Il modello della MEGA – Make Europe Great Again – assomiglia sempre di più a quello dei coloni israeliani in Cisgiordania. Funziona cosi: prima di tutto devo rendere impossibile la vita ai palestinesi: occupo le fonti d’acqua che irrigano i loro campi, uccido le pecore, sradico gli alberi, brucio le case. Quando sono costretti a fuggire, occupo la loro terra e ci pianto la mia bandiera. So che, una volta affamati, torneranno a cercare lavoro. È lì che li aspetto: gli offro un braccialetto elettronico alla caviglia e propongo loro di costruire la mia casa sulle rovine delle loro. Posso pagarli poco, controllarli con torrette armate e disciplinarli a colpi di mitraglietta e droni. E il mio sogno, o illusione, è che tutto questo duri per sempre.

L’Europa si è fatta grande così: con secoli di saccheggio coloniale, di lavoro coatto, di terre sottratte. E ora, mentre si sente minacciata, vuole tornare grande di nuovo. Aumenta la spesa militare, lega l’intelligenza artificiale agli armamenti, richiama all’ordine il mercato globale e gli assegna un compito politico: dominare il mondo e tenere il resto del pianeta in una condizione permanente di sottomissione. L’imperialismo non è un ricordo del passato. È un programma per il futuro.

Per questo, il referendum dell’8 e 9 giugno in Italia non è una formalità. Il quinto quesito propone di ridurre da dieci a cinque anni il tempo necessario per le persone migranti per richiedere la cittadinanza. In gioco non c’è solo un numero: c’è un’intera visione del mondo. Se il referendum fallisce, i media e i partiti diranno che il popolo italiano ha scelto. Che gli va bene così. Che preferisce vedere i migranti vivere senza diritti, senza voce, senza futuro. Che è giusto che restino lì: utili, invisibili, silenziosi.

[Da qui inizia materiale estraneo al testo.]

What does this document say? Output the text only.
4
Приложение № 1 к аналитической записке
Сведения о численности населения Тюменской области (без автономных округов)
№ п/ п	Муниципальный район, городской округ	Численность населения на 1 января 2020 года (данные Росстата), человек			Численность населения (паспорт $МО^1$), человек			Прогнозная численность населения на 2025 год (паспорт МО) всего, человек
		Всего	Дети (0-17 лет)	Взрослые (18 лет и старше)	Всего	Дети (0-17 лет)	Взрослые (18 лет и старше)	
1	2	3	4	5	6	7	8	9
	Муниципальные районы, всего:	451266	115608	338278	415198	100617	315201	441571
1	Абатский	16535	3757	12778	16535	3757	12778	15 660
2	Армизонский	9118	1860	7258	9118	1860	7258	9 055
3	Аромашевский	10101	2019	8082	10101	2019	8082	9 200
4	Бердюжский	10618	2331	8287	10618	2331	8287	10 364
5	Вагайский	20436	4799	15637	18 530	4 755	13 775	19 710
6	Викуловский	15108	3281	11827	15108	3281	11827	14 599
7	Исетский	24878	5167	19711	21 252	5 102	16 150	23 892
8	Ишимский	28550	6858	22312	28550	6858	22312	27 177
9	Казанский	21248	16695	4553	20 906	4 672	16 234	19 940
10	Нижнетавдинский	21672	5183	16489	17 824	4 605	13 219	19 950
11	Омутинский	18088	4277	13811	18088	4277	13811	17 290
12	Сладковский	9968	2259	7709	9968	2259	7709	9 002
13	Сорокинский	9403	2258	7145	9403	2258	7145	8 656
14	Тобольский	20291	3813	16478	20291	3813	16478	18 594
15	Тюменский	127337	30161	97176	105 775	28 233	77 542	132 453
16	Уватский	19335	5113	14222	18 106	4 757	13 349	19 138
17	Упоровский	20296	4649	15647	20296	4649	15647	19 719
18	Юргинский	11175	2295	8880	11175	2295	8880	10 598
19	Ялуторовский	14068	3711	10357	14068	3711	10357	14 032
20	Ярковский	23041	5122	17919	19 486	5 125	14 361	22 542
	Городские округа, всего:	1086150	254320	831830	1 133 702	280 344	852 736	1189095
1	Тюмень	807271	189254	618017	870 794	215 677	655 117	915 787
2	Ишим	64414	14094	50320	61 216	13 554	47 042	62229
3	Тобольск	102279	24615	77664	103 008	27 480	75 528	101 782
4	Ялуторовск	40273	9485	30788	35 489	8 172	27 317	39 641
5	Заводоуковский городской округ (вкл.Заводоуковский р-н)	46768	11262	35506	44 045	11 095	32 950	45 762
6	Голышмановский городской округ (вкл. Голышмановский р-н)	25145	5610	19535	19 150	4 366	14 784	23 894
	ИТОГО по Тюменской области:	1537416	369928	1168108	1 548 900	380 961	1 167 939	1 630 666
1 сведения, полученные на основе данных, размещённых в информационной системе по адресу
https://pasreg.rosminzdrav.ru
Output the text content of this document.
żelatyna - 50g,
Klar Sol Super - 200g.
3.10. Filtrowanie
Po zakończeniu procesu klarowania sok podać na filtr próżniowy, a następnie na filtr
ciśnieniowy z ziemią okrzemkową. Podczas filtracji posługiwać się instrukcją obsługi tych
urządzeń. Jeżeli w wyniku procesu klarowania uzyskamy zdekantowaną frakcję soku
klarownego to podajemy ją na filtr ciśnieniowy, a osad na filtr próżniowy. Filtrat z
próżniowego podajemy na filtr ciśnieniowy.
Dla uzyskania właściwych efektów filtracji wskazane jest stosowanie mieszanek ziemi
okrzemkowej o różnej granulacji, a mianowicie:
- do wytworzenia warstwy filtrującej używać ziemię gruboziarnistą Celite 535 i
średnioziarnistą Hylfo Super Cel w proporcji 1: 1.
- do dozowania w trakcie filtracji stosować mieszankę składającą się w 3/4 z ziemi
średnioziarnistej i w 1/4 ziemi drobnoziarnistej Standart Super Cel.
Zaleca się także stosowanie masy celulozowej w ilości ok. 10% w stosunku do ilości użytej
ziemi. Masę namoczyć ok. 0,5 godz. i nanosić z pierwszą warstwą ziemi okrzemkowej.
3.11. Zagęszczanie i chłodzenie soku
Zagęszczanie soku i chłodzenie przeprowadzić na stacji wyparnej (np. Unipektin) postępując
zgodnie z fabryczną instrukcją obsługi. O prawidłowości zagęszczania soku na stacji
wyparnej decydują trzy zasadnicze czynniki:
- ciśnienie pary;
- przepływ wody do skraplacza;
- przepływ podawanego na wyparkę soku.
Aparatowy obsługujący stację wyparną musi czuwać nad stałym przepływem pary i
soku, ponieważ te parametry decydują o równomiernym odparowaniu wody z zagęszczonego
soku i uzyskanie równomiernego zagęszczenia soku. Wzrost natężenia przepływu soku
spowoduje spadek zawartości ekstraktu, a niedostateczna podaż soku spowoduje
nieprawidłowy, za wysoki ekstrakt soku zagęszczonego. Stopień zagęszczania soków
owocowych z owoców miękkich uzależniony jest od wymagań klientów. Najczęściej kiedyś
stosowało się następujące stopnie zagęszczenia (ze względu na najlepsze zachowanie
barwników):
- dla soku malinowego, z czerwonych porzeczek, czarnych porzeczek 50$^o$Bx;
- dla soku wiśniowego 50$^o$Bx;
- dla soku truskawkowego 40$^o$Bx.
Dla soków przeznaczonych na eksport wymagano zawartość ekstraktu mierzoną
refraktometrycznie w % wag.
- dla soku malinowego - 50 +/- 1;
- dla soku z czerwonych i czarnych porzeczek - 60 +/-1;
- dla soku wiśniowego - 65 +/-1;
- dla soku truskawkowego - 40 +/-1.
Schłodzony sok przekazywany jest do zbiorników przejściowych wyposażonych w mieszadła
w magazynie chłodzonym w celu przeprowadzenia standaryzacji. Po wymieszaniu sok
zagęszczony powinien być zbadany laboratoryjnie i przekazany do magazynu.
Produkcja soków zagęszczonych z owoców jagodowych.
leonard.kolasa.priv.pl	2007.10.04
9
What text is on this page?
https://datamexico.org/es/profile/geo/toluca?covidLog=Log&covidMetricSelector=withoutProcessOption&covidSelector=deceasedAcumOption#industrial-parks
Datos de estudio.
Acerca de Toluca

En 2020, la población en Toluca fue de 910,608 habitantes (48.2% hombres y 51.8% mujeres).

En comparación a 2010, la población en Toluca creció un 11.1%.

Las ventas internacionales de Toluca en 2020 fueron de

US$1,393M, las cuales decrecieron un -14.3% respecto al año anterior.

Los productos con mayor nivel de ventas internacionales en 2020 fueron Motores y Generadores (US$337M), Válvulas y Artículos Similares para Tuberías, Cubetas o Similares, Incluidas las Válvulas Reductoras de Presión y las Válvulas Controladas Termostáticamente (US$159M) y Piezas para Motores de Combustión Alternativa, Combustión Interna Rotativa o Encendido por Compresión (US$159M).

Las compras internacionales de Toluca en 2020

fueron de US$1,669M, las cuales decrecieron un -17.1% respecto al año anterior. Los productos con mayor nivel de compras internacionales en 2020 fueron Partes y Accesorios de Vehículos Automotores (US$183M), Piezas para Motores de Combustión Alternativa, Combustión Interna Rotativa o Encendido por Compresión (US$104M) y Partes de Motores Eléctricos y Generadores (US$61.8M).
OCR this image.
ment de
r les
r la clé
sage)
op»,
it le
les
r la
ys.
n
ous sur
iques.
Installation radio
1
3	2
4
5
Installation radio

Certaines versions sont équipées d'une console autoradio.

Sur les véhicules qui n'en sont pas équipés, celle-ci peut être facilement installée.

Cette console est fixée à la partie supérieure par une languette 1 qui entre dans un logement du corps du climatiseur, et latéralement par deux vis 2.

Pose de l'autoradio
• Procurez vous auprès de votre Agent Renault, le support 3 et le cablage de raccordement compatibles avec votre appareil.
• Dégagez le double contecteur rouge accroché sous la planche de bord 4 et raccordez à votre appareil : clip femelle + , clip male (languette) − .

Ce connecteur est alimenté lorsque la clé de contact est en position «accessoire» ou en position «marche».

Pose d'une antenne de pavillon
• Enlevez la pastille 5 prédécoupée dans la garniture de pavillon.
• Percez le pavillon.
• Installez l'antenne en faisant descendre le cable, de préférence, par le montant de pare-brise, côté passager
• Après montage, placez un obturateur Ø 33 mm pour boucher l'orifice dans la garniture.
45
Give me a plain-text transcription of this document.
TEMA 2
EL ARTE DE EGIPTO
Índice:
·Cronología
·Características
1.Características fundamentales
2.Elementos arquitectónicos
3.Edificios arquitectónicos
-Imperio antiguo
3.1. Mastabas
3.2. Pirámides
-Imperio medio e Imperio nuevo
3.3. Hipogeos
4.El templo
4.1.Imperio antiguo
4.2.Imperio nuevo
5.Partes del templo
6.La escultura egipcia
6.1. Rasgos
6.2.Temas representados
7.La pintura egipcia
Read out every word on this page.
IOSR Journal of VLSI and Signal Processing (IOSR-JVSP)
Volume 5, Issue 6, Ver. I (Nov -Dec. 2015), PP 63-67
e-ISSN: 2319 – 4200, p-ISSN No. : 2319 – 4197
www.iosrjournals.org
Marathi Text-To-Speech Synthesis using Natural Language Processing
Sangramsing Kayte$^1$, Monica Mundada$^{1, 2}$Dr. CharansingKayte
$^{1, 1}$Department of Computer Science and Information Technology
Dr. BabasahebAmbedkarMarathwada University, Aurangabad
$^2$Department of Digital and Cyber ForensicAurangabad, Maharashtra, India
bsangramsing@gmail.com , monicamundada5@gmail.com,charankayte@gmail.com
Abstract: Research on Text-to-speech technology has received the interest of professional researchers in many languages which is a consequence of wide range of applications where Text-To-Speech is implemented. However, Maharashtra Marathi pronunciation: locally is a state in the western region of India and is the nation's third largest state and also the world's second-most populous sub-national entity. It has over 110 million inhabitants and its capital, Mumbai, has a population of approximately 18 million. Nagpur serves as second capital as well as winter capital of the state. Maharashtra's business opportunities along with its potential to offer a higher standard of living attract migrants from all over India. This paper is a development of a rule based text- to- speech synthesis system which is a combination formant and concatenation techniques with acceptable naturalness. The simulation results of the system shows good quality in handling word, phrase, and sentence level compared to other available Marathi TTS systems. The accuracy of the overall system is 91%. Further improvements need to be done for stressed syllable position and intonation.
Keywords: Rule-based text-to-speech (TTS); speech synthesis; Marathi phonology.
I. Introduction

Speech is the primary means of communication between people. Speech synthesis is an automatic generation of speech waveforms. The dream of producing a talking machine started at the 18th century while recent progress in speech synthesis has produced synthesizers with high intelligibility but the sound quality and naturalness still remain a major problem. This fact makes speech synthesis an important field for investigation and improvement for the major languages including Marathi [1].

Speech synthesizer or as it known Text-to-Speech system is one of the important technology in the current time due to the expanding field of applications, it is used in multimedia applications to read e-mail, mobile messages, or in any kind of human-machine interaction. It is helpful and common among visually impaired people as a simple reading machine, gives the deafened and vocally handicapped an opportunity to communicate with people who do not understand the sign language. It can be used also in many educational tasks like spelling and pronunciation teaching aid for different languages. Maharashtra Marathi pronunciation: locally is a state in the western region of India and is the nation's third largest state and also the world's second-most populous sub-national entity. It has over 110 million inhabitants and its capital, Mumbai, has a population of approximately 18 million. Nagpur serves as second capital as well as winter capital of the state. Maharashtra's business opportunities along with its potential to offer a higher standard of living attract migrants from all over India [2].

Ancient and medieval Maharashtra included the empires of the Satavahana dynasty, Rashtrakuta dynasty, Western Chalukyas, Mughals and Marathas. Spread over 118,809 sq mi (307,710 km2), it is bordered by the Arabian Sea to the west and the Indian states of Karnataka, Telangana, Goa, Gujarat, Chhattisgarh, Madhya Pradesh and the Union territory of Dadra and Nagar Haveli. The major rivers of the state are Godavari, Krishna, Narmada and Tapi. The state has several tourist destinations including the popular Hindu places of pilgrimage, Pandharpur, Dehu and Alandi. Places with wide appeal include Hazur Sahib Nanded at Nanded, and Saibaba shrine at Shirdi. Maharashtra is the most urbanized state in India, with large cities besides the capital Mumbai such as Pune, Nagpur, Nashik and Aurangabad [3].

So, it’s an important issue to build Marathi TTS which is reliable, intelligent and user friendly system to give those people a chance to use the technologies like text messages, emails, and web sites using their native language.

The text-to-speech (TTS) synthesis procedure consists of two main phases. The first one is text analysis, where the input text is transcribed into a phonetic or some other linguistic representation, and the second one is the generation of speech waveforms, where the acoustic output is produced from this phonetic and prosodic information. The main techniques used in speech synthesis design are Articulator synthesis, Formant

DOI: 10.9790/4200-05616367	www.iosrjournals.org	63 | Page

Ma non è così. E per questo ora te lo dico con il linguaggio degli spot elettorali e ti chiedo di non sottovalutare questo appuntamento. Domenica 8 giugno svegliati, fai colazione, cerca la tua scheda elettorale, organizza la tua giornata, vai a votare. Metti una croce chiara e decisa sul SÌ al quinto quesito.

Per dire che non siamo tutti fascisti e suprematisti bianchi.
Per dire che questa terra può appartenere anche a chi l’abita.
Per dire che l’Italia e l’Europa possono rompere con la loro storia coloniale.